Organizzare il lavoro per far nascere un processo di internazionalizzazione, oppure lavorare per migliorare la propria presenza all’estero, oggi non è un processo facile, immediato e con un successo certo e duraturo.

È vero che l’internazionalizzazione è una voce importante per l’economia locale e nazionale delle aziende italiane di qualsiasi dimensione e categoria merceologica, ma non va dimenticato che moltissime aziende hanno cercato di penetrare nei mercati esteri senza una preparazione adeguata, senza una formazione specifica in grado di generare vantaggi competitivi in nuove strategie.

La rapida crescita dei mercati emergenti sta fornendo un nuovo impulso per le imprese a diventare sempre più di portata globale.
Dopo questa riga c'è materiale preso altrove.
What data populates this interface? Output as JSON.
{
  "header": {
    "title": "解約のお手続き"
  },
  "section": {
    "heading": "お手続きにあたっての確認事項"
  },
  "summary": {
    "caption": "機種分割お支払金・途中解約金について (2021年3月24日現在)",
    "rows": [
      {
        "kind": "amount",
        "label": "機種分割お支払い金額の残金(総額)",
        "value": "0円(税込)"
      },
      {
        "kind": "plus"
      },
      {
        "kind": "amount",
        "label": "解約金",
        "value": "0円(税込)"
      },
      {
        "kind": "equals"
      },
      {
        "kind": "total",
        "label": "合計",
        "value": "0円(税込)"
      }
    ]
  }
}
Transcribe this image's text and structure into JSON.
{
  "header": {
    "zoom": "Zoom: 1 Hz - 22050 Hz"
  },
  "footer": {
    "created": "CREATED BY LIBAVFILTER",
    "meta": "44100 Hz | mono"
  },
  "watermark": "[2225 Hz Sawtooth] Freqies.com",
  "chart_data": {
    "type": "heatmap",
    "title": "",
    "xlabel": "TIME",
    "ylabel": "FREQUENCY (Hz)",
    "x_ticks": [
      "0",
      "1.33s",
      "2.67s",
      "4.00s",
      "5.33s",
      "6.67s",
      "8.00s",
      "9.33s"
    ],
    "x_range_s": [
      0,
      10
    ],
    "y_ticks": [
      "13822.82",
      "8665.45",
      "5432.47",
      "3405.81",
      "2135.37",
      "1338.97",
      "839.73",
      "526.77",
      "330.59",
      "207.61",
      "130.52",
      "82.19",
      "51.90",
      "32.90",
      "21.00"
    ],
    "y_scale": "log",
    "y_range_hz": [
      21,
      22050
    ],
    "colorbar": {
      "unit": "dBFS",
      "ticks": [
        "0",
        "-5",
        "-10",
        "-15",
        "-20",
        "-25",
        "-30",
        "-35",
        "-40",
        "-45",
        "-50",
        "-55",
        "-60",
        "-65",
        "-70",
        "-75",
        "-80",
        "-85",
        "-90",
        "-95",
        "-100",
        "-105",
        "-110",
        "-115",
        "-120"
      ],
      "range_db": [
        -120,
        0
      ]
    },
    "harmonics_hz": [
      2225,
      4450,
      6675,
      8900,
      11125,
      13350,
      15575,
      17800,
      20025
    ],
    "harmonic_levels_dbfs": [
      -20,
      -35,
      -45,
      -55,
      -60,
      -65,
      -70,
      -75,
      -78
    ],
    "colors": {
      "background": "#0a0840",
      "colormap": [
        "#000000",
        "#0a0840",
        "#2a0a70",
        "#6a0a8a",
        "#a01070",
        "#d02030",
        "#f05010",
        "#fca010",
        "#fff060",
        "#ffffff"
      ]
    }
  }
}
Ma per essere protagonisti servono competenze e conoscenza aggiornate e moderne per distinguersi con le proprie strategie di internazionalizzazione.

Ogni azienda che si accinge a esportare o che vuole aumentare la propria presenza in diversi mercati esteri – che sappiano essere molto differenti tra loro – può avere difficoltà a raggiungere obiettivi di crescita se non sa come affrontare le svariate complessità tipiche dell’economia globale.

È noto a tutti che negli attuali scenari geopolitici perdura una complessità di natura economica che, unita alle condizioni politiche, rende il futuro dell’export incerto e difficile.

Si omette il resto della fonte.